Both spoke with the girl’s family and the Jazz offered a moment of silence in memory of Izzy before their game Thursday evening.

That was more, a lot more, than came from Cox or any other of the elected officials who are supposed to lead the public mourning when something like this happens. Something that Republicans, like Ronald Reagan and George W. Bush, and Democrats, like Bill Clinton and Barack Obama, were really good at.

All I could find from Cox was a meek two-sentence tweet:

Which was delivered with much less care and enthusiasm than his happy discovery of a new carne asada plate in a South Salt Lake restaurant.


To be fair, the governor’s Twitter feed also includes some good and compassionate statements about caring for the state’s veterans and making mental health care more available. Still, combined with the legalistic statement issued by the Davis School District, the official response to this tragedy just didn’t do the job.
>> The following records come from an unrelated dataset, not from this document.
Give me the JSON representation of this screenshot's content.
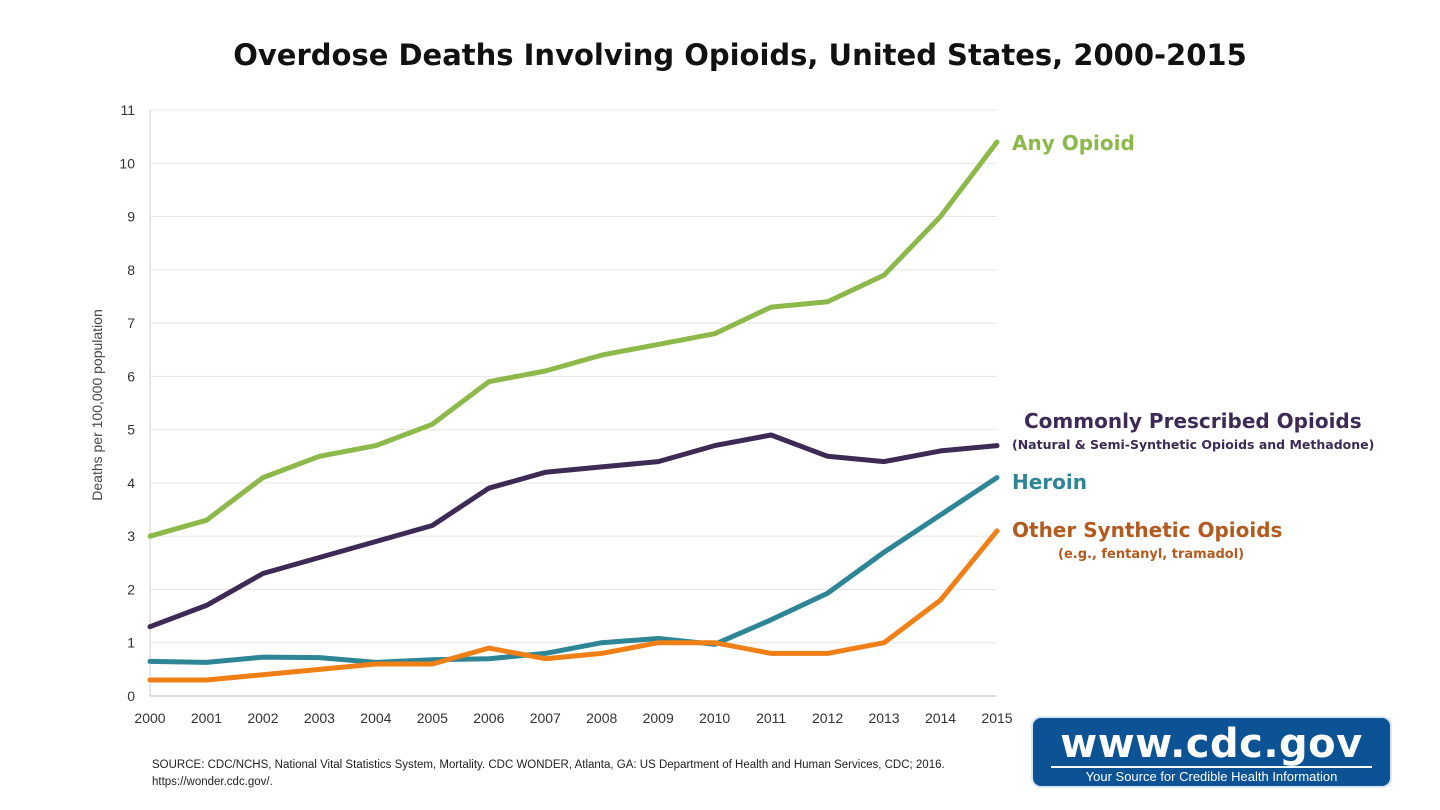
{
  "chart_data": {
    "type": "line",
    "title": "Overdose Deaths Involving Opioids, United States, 2000-2015",
    "xlabel": "",
    "ylabel": "Deaths per 100,000 population",
    "ylim": [
      0,
      11
    ],
    "yticks": [
      "0",
      "1",
      "2",
      "3",
      "4",
      "5",
      "6",
      "7",
      "8",
      "9",
      "10",
      "11"
    ],
    "x": [
      "2000",
      "2001",
      "2002",
      "2003",
      "2004",
      "2005",
      "2006",
      "2007",
      "2008",
      "2009",
      "2010",
      "2011",
      "2012",
      "2013",
      "2014",
      "2015"
    ],
    "grid": true,
    "legend": "inline labels at right end of lines",
    "series": [
      {
        "name": "Any Opioid",
        "color": "#8DB84A",
        "values": [
          3.0,
          3.3,
          4.1,
          4.5,
          4.7,
          5.1,
          5.9,
          6.1,
          6.4,
          6.6,
          6.8,
          7.3,
          7.4,
          7.9,
          9.0,
          10.4
        ]
      },
      {
        "name": "Commonly Prescribed Opioids",
        "subtitle": "(Natural & Semi-Synthetic Opioids and Methadone)",
        "color": "#3D2B56",
        "values": [
          1.3,
          1.7,
          2.3,
          2.6,
          2.9,
          3.2,
          3.9,
          4.2,
          4.3,
          4.4,
          4.7,
          4.9,
          4.5,
          4.4,
          4.6,
          4.7
        ]
      },
      {
        "name": "Heroin",
        "color": "#2D8596",
        "values": [
          0.65,
          0.63,
          0.73,
          0.72,
          0.63,
          0.68,
          0.7,
          0.8,
          1.0,
          1.08,
          0.97,
          1.43,
          1.93,
          2.7,
          3.4,
          4.1
        ]
      },
      {
        "name": "Other Synthetic Opioids",
        "subtitle": "(e.g., fentanyl, tramadol)",
        "color": "#F07F16",
        "label_color": "#B35A1F",
        "values": [
          0.3,
          0.3,
          0.4,
          0.5,
          0.6,
          0.6,
          0.9,
          0.7,
          0.8,
          1.0,
          1.0,
          0.8,
          0.8,
          1.0,
          1.8,
          3.1
        ]
      }
    ]
  },
  "source_note": "SOURCE: CDC/NCHS, National Vital Statistics System, Mortality. CDC WONDER, Atlanta, GA: US Department of Health and Human Services, CDC; 2016. https://wonder.cdc.gov/.",
  "logo": {
    "main": "www.cdc.gov",
    "tagline": "Your Source for Credible Health Information"
  }
}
So Jazz players picked up the loose ball and did what needed to be done. It’s another example of how so often some professional athletes and team executives, especially in the NBA, have risen to the occasion when real public officials just don’t, or can’t.

The league has a very troubling blind spot when it comes to dealing with China, not wanting to get their product banned in the world’s largest market. Otherwise, the ability of Commissioner Adam Silver and others to manage everything from racist owners to Black Lives Matter protests to a COVID-19 bubble stand in sad contrast to the ability of so many people who claim to lead the society as a whole.

And the NBA’s all-time leading scorer, Kareem Abdul-Jabbar, posted a masterful takedown of NFL quarterback Aaron Rodgers for his duplicitous statements about the COVID-19 vaccination that he didn’t really take, endangering himself and his teammates.

Now, for a minute there, It looked like I had picked the wrong week to say good things about members of the Utah Jazz basketball team.

The Thursday night game between the Jazz and the Indiana Pacers went poorly for the Jazz and ended with a scuffle that saw Ingles, Mitchell and Rudy Gobert get ejected. Maybe holding these guys up as our role models wasn’t such a good idea after all.

But everyone involved in the fracas was a grown man, in top shape, who was fully capable of defending himself. Nobody was a bully or a victim. Nobody really got hurt.

It just shows that compassion and toughness are things that truly strong people possess in equal measures.

George Pyle, reading The New York Times at The Rose Establishment.

George Pyle, opinion editor of The Salt Lake Tribune, couldn’t watch the Jazz game Thursday because a bait and switch from Google TV to YouTube TV has left him without the necessary channel.